「イーロンは『完全自動運転』について、ほぼ10年にわたって誇張し続け、実際にはほとんど達成していない」とルカンは指摘する。「私たちの多くにとって、彼の主張はすべて虚偽か、自己欺瞞のいずれかに見える。この件について彼の言葉を今でも信じる人がいることが理解できない」
しかし、それでもマスクは新たな約束を繰り返し、熱心な支持者たちは彼に投資し続けている。彼は、昨年10月には、ロサンゼルスのユニバーサル・スタジオの撮影所で、テスラの「サイバーキャブ」のデモンストレーションを行った。しかし、閉鎖されたスタジオ内での走行にもかかわらず、テスラの技術者が低速で走るプロトタイプを監視し、場合によっては遠隔操作していたことが確認された。同様に、イベントで来場者に飲み物を提供したテスラのヒューマノイドロボット「オプティマス」も遠隔操作されていた。
「長期的には、オプティマスが10兆ドル(約1484兆円)以上の収益を生み出す可能性がある」と、マスクは決算説明会で語ったが、本当の試練は、6月に予定されているオースティンでのロボタクシーの試験運用だ。彼は、「オースティンで自動運転のライドシェアを有料で提供し、できるだけ早く他の都市にも展開するつもりだ」と語っている。
しかし、「自動運転の本当のブレイクスルーはテスラからは生まれないだろう。彼らには、自由に研究できる環境がなく、十分な才能を持った科学者がそもそもいない」とルカンは指摘する。
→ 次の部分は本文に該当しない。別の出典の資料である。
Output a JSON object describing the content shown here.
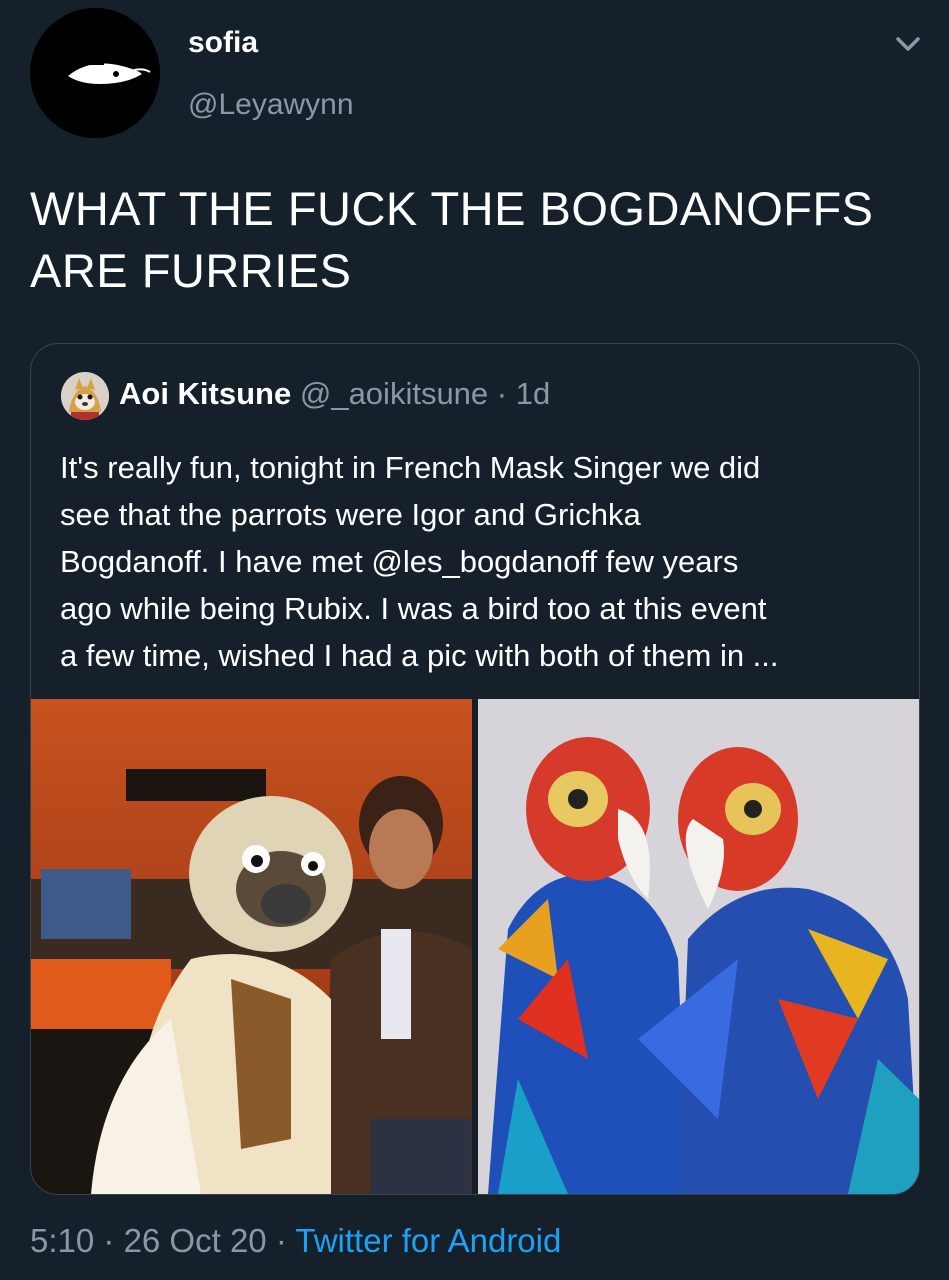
{
  "author": {
    "display_name": "sofia",
    "handle": "@Leyawynn"
  },
  "tweet": {
    "text_line1": "WHAT THE FUCK THE BOGDANOFFS",
    "text_line2": "ARE FURRIES"
  },
  "quoted_tweet": {
    "display_name": "Aoi Kitsune",
    "handle": "@_aoikitsune",
    "separator": "·",
    "age": "1d",
    "lines": [
      "It's really fun, tonight in French Mask Singer we did",
      "see that the parrots were Igor and Grichka",
      "Bogdanoff. I have met @les_bogdanoff few years",
      "ago while being Rubix. I was a bird too at this event",
      "a few time, wished I had a pic with both of them in ..."
    ]
  },
  "footer": {
    "time": "5:10",
    "sep1": " · ",
    "date": "26 Oct 20",
    "sep2": " · ",
    "source": "Twitter for Android"
  },
  "colors": {
    "background": "#15202b",
    "secondary_text": "#8899a6",
    "link": "#1da1f2",
    "border": "#38444d"
  },
  "icons": {
    "caret": "chevron-down-icon"
  }
}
マスクは、米国でロボタクシー分野の先頭を走るウェイモに大きな差をつけられている。同社はすでに、フェニックスやサンフランシスコ、ロサンゼルス、オースティンで自動運転ライドシェアを展開しており、先月は週に20万件以上の有料乗車を記録していると発表した。これは、車両数がわずか700台程度であるにもかかわらずだ。
アルファベットはウェイモの収益を公表していないが、フォーブスの推計で2024年に400万回の乗車を提供し、1億ドル(約147億円)以上を売り上げたと見られている。
ウェイモの自動運転車も軽微な事故を起こしたことはあるが、これまでのところ致命的な事故にはつながっていない。一方で、テスラのオーナーたちはFSDモードでの危険な運転の映像を頻繁にネットに投稿しており、例えばニュージャージー州の高速道路出口で他の車両と衝突しそうになったり、中国で赤信号を無視したりする様子が記録されている。
最終的にマスクのAI戦略の成否は、それがテスラの将来にどれだけの財務的価値をもたらすかにかかっている。彼は、今後の数年で何兆ドルもの新たな収益を見込んでいる。メタのルカンは、「AIが動画から世界の仕組みを学ぶためには『パラダイムシフト』が必要であり、そのためには今後10年の研究を要する可能性がある」と指摘する。
「私の予想では、人間のような完全自動運転や実用的なヒューマノイドロボットが実現するのは、私たちがAIシステムに人間や動物と同じように、世界を理解し、学習させるための方法を見つけてからのことになる」とルカンは述べている。